Structured DHIS2 analytics with automatic UID resolution.

1. Call   searchMetadata(client, concept, pipeline, objectTypes)  → get UIDs
2. Build  queryJson using the resolved UIDs
3. Call   queryAnalytics(client, pipeline, queryJson)             → get DataTable
4. Return result.rows to the user; surface warnings if non-empty

Natural language and DHIS2

Combined natural language analytics questions and DHIS2 analytics in a single agent turn.

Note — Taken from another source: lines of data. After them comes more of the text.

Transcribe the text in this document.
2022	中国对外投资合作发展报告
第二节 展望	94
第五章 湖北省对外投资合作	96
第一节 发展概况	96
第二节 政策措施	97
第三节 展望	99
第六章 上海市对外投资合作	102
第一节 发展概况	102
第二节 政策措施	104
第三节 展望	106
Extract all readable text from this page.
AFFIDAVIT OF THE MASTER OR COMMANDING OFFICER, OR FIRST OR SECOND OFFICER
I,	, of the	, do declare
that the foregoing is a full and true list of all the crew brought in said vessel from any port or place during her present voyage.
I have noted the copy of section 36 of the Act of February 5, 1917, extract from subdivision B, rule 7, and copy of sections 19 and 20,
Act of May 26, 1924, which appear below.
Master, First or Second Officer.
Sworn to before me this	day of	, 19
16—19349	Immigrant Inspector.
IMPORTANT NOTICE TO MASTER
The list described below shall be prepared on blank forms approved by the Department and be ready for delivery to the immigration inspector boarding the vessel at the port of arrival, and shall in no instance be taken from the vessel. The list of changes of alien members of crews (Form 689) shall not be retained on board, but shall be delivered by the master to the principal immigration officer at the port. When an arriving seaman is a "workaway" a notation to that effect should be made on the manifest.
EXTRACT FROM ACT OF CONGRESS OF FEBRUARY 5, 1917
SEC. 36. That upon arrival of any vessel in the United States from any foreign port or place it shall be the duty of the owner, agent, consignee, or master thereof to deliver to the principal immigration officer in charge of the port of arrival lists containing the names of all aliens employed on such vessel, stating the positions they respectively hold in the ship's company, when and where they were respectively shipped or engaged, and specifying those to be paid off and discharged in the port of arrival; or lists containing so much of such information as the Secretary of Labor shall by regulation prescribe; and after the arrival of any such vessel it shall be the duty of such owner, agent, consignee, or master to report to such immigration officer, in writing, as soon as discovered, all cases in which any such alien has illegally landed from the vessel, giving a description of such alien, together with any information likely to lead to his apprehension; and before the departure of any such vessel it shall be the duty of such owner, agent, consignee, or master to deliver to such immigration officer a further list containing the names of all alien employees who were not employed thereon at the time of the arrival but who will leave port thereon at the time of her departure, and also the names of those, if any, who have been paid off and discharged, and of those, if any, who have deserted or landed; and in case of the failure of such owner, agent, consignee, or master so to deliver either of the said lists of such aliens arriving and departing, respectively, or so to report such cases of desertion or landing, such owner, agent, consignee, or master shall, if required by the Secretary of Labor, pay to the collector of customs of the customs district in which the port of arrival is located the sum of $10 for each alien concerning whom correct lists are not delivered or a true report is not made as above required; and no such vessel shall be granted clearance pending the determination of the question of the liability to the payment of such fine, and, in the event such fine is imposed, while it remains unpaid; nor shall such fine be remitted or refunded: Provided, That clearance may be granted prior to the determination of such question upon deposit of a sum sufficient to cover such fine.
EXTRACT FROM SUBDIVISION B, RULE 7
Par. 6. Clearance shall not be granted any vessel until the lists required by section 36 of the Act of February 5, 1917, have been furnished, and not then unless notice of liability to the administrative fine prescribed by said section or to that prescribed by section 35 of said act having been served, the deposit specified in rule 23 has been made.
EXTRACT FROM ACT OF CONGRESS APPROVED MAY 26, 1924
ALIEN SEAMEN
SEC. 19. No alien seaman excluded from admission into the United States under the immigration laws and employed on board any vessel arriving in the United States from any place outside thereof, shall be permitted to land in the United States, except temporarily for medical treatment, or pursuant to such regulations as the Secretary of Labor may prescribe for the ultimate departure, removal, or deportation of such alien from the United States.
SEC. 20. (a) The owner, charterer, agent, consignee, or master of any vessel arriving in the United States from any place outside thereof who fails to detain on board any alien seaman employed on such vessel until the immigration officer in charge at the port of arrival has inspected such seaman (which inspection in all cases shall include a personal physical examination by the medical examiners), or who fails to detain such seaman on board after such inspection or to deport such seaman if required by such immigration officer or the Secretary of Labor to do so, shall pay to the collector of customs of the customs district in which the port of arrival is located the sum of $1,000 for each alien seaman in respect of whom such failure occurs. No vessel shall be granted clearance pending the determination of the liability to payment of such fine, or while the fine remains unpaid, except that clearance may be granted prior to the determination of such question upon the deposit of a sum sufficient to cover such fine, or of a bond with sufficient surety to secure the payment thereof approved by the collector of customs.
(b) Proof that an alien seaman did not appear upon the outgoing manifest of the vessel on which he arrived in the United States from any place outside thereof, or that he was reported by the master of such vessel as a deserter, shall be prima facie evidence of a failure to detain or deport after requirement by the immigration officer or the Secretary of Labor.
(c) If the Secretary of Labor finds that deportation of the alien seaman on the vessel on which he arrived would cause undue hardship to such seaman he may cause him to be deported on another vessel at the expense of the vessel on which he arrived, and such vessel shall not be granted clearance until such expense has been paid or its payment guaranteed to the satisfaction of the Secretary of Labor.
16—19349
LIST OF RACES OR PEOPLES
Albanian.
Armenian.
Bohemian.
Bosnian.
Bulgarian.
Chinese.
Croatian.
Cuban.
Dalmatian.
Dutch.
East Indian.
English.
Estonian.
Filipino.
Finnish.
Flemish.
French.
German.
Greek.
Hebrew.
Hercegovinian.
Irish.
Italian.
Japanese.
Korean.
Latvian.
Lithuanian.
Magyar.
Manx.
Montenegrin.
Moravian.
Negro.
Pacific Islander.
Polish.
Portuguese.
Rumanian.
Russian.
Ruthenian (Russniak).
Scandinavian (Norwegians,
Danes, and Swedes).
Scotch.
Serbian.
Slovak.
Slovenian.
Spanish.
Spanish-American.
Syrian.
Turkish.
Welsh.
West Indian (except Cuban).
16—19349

1. Fetch  db://{client}/metadata                     → full schema context
2. Call   searchMetadata(...)                        → resolve domain terms to UIDs
3. Call   queryAnalytics(...)                        → fetch aggregated figures
4. Call   queryDatabase(...)                         → fetch related warehouse data
5. Synthesise and return

Error handling

Scenario How it surfaces Recommended agent action
Invalid queryJson (validation failure) errors array non-empty, result is null Parse errors[].field and errors[].message. Revise and retry.
DHIS2 API error errors[0].field == "execution" Surface the message to the user. Do not retry automatically.
Empty result set warnings contains no-rows message Inform the user. Suggest broadening org unit or period scope.
Truncated result warnings contains truncated message Suggest narrowing ou or pe to retrieve complete data.
queryDatabase internal error result is null, all other fields are null Treat as transient; retry once, then surface failure.
searchMetadata internal error Returns empty array [] Fall back to asking the user for a UID, or try a different phrase.